La scrittura, perciò, non è soltanto un veicolo informativo, ma una vera e propria creazione, una genesi che si rinnova di volta in volta. Un modo per sentirci uniti sulla base del nostro comune essere fragili: “Ciò che ci rende uomini – afferma il maestro Chiaramonte – è il silenzio. E questo silenzio, che attraverso i pensieri riempie drammaticamente il nostro essere, va riversato su qualcosa che ci liberi dalla sua oppressione e ci renda disposti alla comprensione, alla ricerca di qualcosa. Ognuno di noi – chiosa – cerca un linguaggio proprio: l’autentica narrazione nasce dalla profondità di chi guarda e da quella di chi viene guardato. Tutto sta nel coraggio di trovare sempre le parole nuove che la realtà ci offre”.

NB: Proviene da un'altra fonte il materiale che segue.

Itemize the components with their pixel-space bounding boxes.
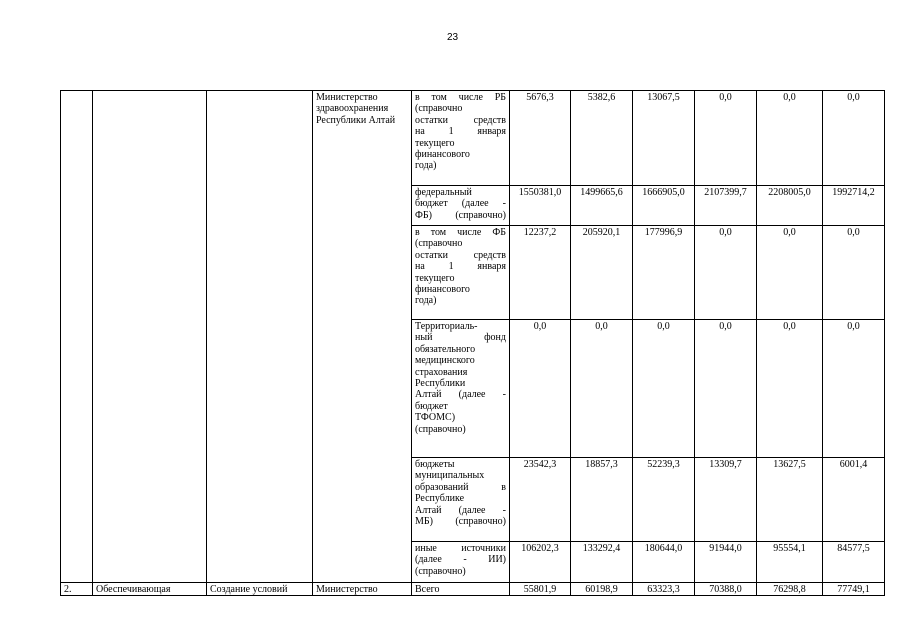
source-line: ТФОМС) bbox=[415, 412, 456, 424]
source-line: медицинского bbox=[415, 355, 475, 367]
value-cell: 0,0 bbox=[695, 91, 757, 186]
value-cell: 0,0 bbox=[510, 320, 571, 458]
source-line: финансового bbox=[415, 149, 470, 161]
source-line: Алтай (далее - bbox=[415, 504, 506, 516]
value-cell: 5676,3 bbox=[510, 91, 571, 186]
source-line: образований в bbox=[415, 481, 506, 493]
source-line: федеральный bbox=[415, 187, 472, 198]
value-cell: 0,0 bbox=[695, 320, 757, 458]
value-cell: 76298,8 bbox=[757, 583, 823, 596]
source-line: страхования bbox=[415, 366, 468, 378]
value-cell: 0,0 bbox=[823, 320, 885, 458]
value-cell: 1499665,6 bbox=[571, 186, 633, 226]
value-cell: 77749,1 bbox=[823, 583, 885, 596]
value-cell: 55801,9 bbox=[510, 583, 571, 596]
value-cell: 1666905,0 bbox=[633, 186, 695, 226]
table-row bbox=[61, 583, 885, 596]
value-cell: 5382,6 bbox=[571, 91, 633, 186]
source-line: остатки средств bbox=[415, 114, 506, 126]
executor-cell: Министерство bbox=[313, 583, 412, 596]
value-cell: 12237,2 bbox=[510, 226, 571, 320]
value-cell: 95554,1 bbox=[757, 542, 823, 583]
value-cell: 60198,9 bbox=[571, 583, 633, 596]
source-line: на 1 января bbox=[415, 261, 506, 273]
value-cell: 13627,5 bbox=[757, 458, 823, 542]
value-cell: 0,0 bbox=[757, 91, 823, 186]
executor-cell: Министерство здравоохранения Республики Алтай bbox=[313, 91, 412, 583]
source-cell: Всего bbox=[412, 583, 510, 596]
source-line: бюджеты bbox=[415, 459, 455, 470]
source-line: на 1 января bbox=[415, 126, 506, 138]
value-cell: 6001,4 bbox=[823, 458, 885, 542]
value-cell: 0,0 bbox=[823, 91, 885, 186]
source-line: финансового bbox=[415, 284, 470, 296]
value-cell: 23542,3 bbox=[510, 458, 571, 542]
value-cell: 0,0 bbox=[571, 320, 633, 458]
value-cell: 52239,3 bbox=[633, 458, 695, 542]
value-cell: 133292,4 bbox=[571, 542, 633, 583]
value-cell: 177996,9 bbox=[633, 226, 695, 320]
source-cell bbox=[412, 542, 510, 583]
source-line: Республики bbox=[415, 378, 466, 390]
source-line: (справочно) bbox=[415, 565, 466, 577]
value-cell: 2107399,7 bbox=[695, 186, 757, 226]
source-line: (справочно bbox=[415, 238, 463, 250]
value-cell: 84577,5 bbox=[823, 542, 885, 583]
value-cell: 91944,0 bbox=[695, 542, 757, 583]
source-line: бюджет bbox=[415, 400, 448, 412]
value-cell: 0,0 bbox=[823, 226, 885, 320]
source-line: в том числе ФБ bbox=[415, 227, 506, 238]
source-line: текущего bbox=[415, 137, 455, 149]
table-body bbox=[61, 91, 885, 596]
value-cell: 13309,7 bbox=[695, 458, 757, 542]
source-line: бюджет (далее - bbox=[415, 198, 506, 210]
value-cell: 13067,5 bbox=[633, 91, 695, 186]
source-cell bbox=[412, 91, 510, 186]
value-cell: 70388,0 bbox=[695, 583, 757, 596]
source-line: ный фонд bbox=[415, 332, 506, 344]
source-line: (справочно) bbox=[415, 423, 466, 435]
value-cell: 18857,3 bbox=[571, 458, 633, 542]
value-cell: 180644,0 bbox=[633, 542, 695, 583]
value-cell: 2208005,0 bbox=[757, 186, 823, 226]
value-cell: 0,0 bbox=[633, 320, 695, 458]
type-cell: Обеспечивающая bbox=[93, 583, 207, 596]
number-cell: 2. bbox=[61, 583, 93, 596]
value-cell: 1550381,0 bbox=[510, 186, 571, 226]
page-number: 23 bbox=[446, 32, 459, 43]
value-cell: 1992714,2 bbox=[823, 186, 885, 226]
value-cell: 0,0 bbox=[757, 226, 823, 320]
table-row bbox=[61, 91, 885, 186]
value-cell: 0,0 bbox=[695, 226, 757, 320]
source-cell bbox=[412, 458, 510, 542]
number-cell bbox=[61, 91, 93, 583]
source-cell bbox=[412, 186, 510, 226]
source-line: (справочно bbox=[415, 103, 463, 115]
source-line: в том числе РБ bbox=[415, 92, 506, 103]
task-cell bbox=[207, 91, 313, 583]
value-cell: 0,0 bbox=[757, 320, 823, 458]
type-cell bbox=[93, 91, 207, 583]
source-line: текущего bbox=[415, 272, 455, 284]
source-line: обязательного bbox=[415, 343, 476, 355]
task-cell: Создание условий bbox=[207, 583, 313, 596]
source-line: Республике bbox=[415, 493, 465, 505]
source-line: года) bbox=[415, 295, 437, 307]
budget-table bbox=[60, 90, 885, 596]
value-cell: 106202,3 bbox=[510, 542, 571, 583]
source-line: иные источники bbox=[415, 543, 506, 554]
source-cell bbox=[412, 226, 510, 320]
source-cell bbox=[412, 320, 510, 458]
source-line: Алтай (далее - bbox=[415, 389, 506, 401]
source-line: года) bbox=[415, 160, 437, 172]
source-line: МБ) (справочно) bbox=[415, 516, 506, 528]
source-line: ФБ) (справочно) bbox=[415, 209, 506, 221]
value-cell: 63323,3 bbox=[633, 583, 695, 596]
value-cell: 205920,1 bbox=[571, 226, 633, 320]
source-line: муниципальных bbox=[415, 470, 485, 482]
source-line: (далее - ИИ) bbox=[415, 554, 506, 566]
source-line: Территориаль- bbox=[415, 321, 478, 332]
source-line: остатки средств bbox=[415, 249, 506, 261]
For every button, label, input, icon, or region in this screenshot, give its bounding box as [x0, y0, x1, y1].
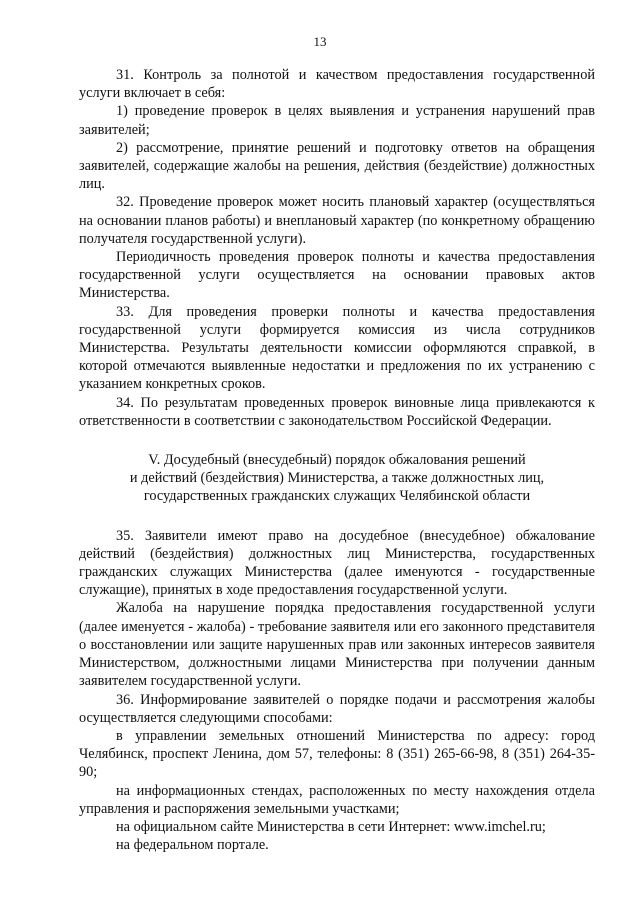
paragraph-complaint-definition: Жалоба на нарушение порядка предоставления государственной услуги (далее именуется - жалоба) - требование заявителя или его законного представителя о восстановлении или защите нарушенных прав или законных интересов заявителя Министерством, должностными лицами Министерства при получении данным заявителем государственной услуги.: [79, 600, 595, 690]
list-item-1: 1) проведение проверок в целях выявления и устранения нарушений прав заявителей;: [79, 103, 595, 138]
page-number: 13: [313, 34, 327, 49]
paragraph-35: 35. Заявители имеют право на досудебное (внесудебное) обжалование действий (бездействия) должностных лиц Министерства, государственных гражданских служащих Министерства (далее именуются - государственные служащие), принятых в ходе предоставления государственной услуги.: [79, 527, 595, 599]
paragraph-32: 32. Проведение проверок может носить плановый характер (осуществляться на основании планов работы) и внеплановый характер (по конкретному обращению получателя государственной услуги).: [79, 194, 595, 247]
section-heading-line: и действий (бездействия) Министерства, а также должностных лиц,: [129, 470, 545, 487]
paragraph-36: 36. Информирование заявителей о порядке подачи и рассмотрения жалобы осуществляется следующими способами:: [79, 691, 595, 726]
list-item-2: 2) рассмотрение, принятие решений и подготовку ответов на обращения заявителей, содержащие жалобы на решения, действия (бездействие) должностных лиц.: [79, 139, 595, 193]
method-website: на официальном сайте Министерства в сети Интернет: www.imchel.ru;: [116, 818, 546, 835]
method-address: в управлении земельных отношений Министерства по адресу: город Челябинск, проспект Ленина, дом 57, телефоны: 8 (351) 265-66-98, 8 (351) 264-35-90;: [79, 727, 595, 781]
method-federal-portal: на федеральном портале.: [116, 837, 269, 854]
paragraph-periodicity: Периодичность проведения проверок полноты и качества предоставления государственной услуги осуществляется на основании правовых актов Министерства.: [79, 249, 595, 302]
section-heading-line: V. Досудебный (внесудебный) порядок обжалования решений: [148, 452, 526, 469]
section-heading-line: государственных гражданских служащих Челябинской области: [143, 488, 531, 505]
paragraph-34: 34. По результатам проведенных проверок виновные лица привлекаются к ответственности в соответствии с законодательством Российской Федерации.: [79, 394, 595, 429]
method-stands: на информационных стендах, расположенных по месту нахождения отдела управления и распоряжения земельными участками;: [79, 782, 595, 817]
paragraph-33: 33. Для проведения проверки полноты и качества предоставления государственной услуги формируется комиссия из числа сотрудников Министерства. Результаты деятельности комиссии оформляются справкой, в которой отмечаются выявленные недостатки и предложения по их устранению с указанием конкретных сроков.: [79, 303, 595, 393]
document-body: [79, 66, 595, 854]
paragraph-31: 31. Контроль за полнотой и качеством предоставления государственной услуги включает в себя:: [79, 67, 595, 102]
section-heading: [79, 451, 595, 506]
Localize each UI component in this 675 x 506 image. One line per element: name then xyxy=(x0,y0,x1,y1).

Nuovo linguaggio per una nuova realtà, fatta di intuizione, di soggetti che sappiano percepirla non come scontata evidenza da liquidare nello spazio di un mattino, ma come il luogo delle domande senza fine, del coraggio di guadagnarsi ogni giorno parole vergini, conoscenze sorprendenti da trasmettere, con emozione, ad altri. E forse, aprendoci all’appello della realtà, facendo nostri gli strumenti che la descrivano nel suo metterci costantemente in discussione, come dice la Mascolino, “potremo dare voce a chi non ce l’ha, lanciare messaggi di rilievo. Perché spesso non è importante chi racconta una storia, ma come lo si fa, e come si raccontano le persone”.